Por que reforma que privatiza coleta de esgoto no Brasil virou alvo de ataques



Medida provisória em vigor proíbe dispensa de licitações para obras feitas por companhias estaduais de água e esgoto, como é hoje. Sindicatos e oposição não economizam nas críticas

 

Mais uma reforma está sendo preparada pelo governo de Michel Temer em um tema sensível: o saneamento básico. A Medida Provisória (MP) 844, enviada no começo de julho ao Congresso, dificilmente será aprovada ainda neste governo, mas levanta o debate sobre quem deve ser o responsável por essa área fundamental e sobre qual o tamanho do Estado que o Brasil precisa. A forma de gestão atual do setor tem falhas e ainda há mais de 100 milhões de brasileiros sem acesso ao serviço de coleta e tratamento de esgoto.

 

A principal polêmica levantada com a MP 844, que foi alvo de críticas de alas da esquerda e do funcionalismo público, é o fim do monopólio estadual para as obras de saneamento ao terminar com a dispensa de licitação para essas empresas.

 

A nova lei também fortalece a Agência Nacional de Águas (ANA), que ficará responsável pela regulação do setor, além de manter seu papel atual, de gerir o uso dos recursos hídricos. A partir da reforma do saneamento, a ANA passa a ser responsável pela instituição de normas de referência nacional para a regulação da prestação dos serviços públicos de saneamento básico. A MP prevê ainda a criação de 26 cargos comissionados e a autorização para nomeações de concursados no quadro da agência.

 

Segundo levantamento do Instituto Trata Brasil, 51,92% da população brasileira têm acesso à coleta de esgoto e somente 44,92% dos esgotos são tratados. Quatro milhões de brasileiros não têm acesso a um banheiro. Mais de 35 milhões de brasileiros não têm acesso a serviço de abastecimento de água tratada. São necessários investimentos de R$ 303 bilhões para universalizar o acesso à água e esgoto no país.

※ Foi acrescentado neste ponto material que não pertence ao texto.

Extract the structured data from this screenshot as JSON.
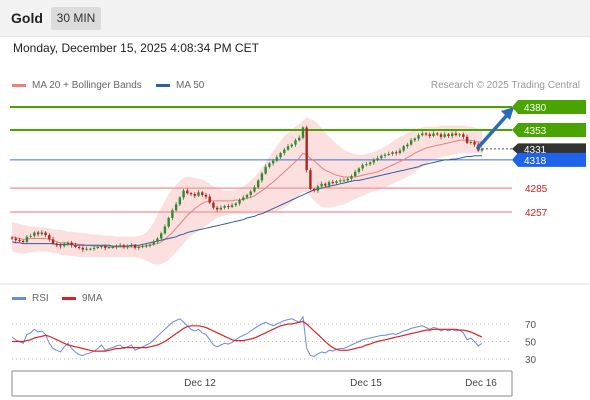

Questionamentos sobre o papel do Estado e sua ineficiência

 

Tais dados demonstram a incapacidade do modelo atual em responder a um tema tão importante da saúde pública. Antes da MP, competia às agências municipais e estaduais do setor planejar e executar a política de saneamento, usando recursos públicos, o que criava uma grande pulverização nas regras e formas de atuação.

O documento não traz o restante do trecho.